For a polynomial \( a_nx^n+\cdots+a_0 \), the end behavior is determined by the leading term \( a_nx^n \). For \( g(x)=x^3+2x^2 - x + 4 \), the leading term is \( x^3 \) ( \( n = 3 \), odd, \( a_n=1>0 \) ).

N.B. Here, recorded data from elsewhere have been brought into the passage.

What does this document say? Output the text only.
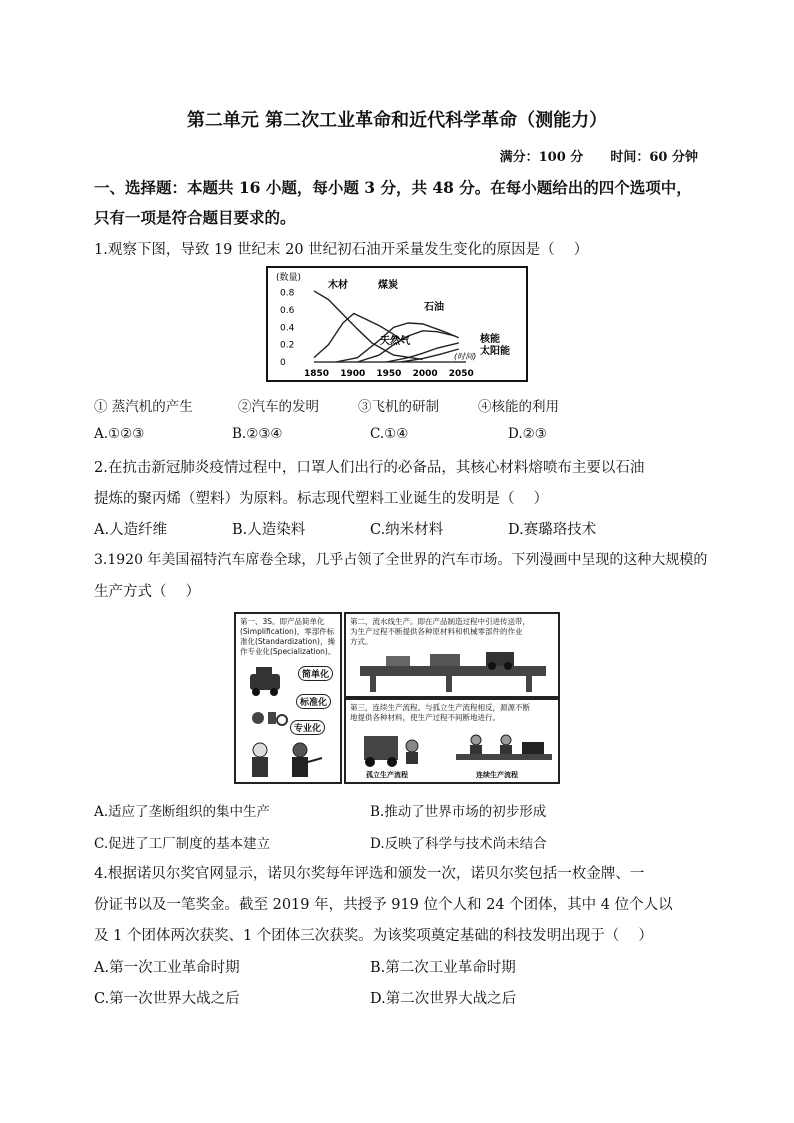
第二单元 第二次工业革命和近代科学革命（测能力）
满分：100 分 时间：60 分钟
一、选择题：本题共 16 小题，每小题 3 分，共 48 分。在每小题给出的四个选项中，
只有一项是符合题目要求的。
1.观察下图，导致 19 世纪末 20 世纪初石油开采量发生变化的原因是（　 ）
(数量)
0.8
0.6
0.4
0.2
0
1850 1900 1950 2000 2050
木材	煤炭
石油
天然气	核能
太阳能
(时间)
① 蒸汽机的产生	②汽车的发明	③飞机的研制	④核能的利用
A.①②③	B.②③④	C.①④	D.②③
2.在抗击新冠肺炎疫情过程中，口罩人们出行的必备品，其核心材料熔喷布主要以石油
提炼的聚丙烯（塑料）为原料。标志现代塑料工业诞生的发明是（　 ）
A.人造纤维	B.人造染料	C.纳米材料	D.赛璐珞技术
3.1920 年美国福特汽车席卷全球，几乎占领了全世界的汽车市场。下列漫画中呈现的这种大规模的
生产方式（　 ）
第一、3S。即产品简单化
(Simplification)，零部件标
准化(Standardization)，操
作专业化(Specialization)。
简单化
标准化
专业化
第二，流水线生产。即在产品制造过程中引进传送带，
为生产过程不断提供各种原材料和机械零部件的作业
方式。
第三，连续生产流程。与孤立生产流程相反，源源不断
地提供各种材料，使生产过程不间断地进行。
孤立生产流程	连续生产流程
A.适应了垄断组织的集中生产	B.推动了世界市场的初步形成
C.促进了工厂制度的基本建立	D.反映了科学与技术尚未结合
4.根据诺贝尔奖官网显示，诺贝尔奖每年评选和颁发一次，诺贝尔奖包括一枚金牌、一
份证书以及一笔奖金。截至 2019 年，共授予 919 位个人和 24 个团体，其中 4 位个人以
及 1 个团体两次获奖、1 个团体三次获奖。为该奖项奠定基础的科技发明出现于（　 ）
A.第一次工业革命时期	B.第二次工业革命时期
C.第一次世界大战之后	D.第二次世界大战之后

• As \( x\to-\infty \), \( x^3\to-\infty \), so \( \lim_{x\to-\infty}g(x)=-\infty \).
• As \( x\to\infty \), \( x^3\to\infty \), so \( \lim_{x\to\infty}g(x)=\infty \).

Final Answer (Summary)

• Graph: Cubic curve, falls left, rises right, with one relative max and one relative min.
• Domain: \( (-\infty, \infty) \); Range: \( (-\infty, \infty) \)
• Continuity: Continuous everywhere on \( \mathbb{R} \).
• Symmetry: Rotation symmetry about \( (-\frac{2}{3},\frac{142}{27}) \) (not even/odd).
• Extrema: Relative max at \( x\approx - 1.55,y\approx6.59 \); relative min at \( x\approx0.22,y\approx3.88 \).
• Increasing/Decreasing: Increasing on \( (-\infty,-1.55)\cup(0.22,\infty) \), decreasing on \( (-1.55,0.22) \).
• End Behavior: \( \lim_{x\to-\infty}g(x)=-\infty \), \( \lim_{x\to\infty}g(x)=\infty \).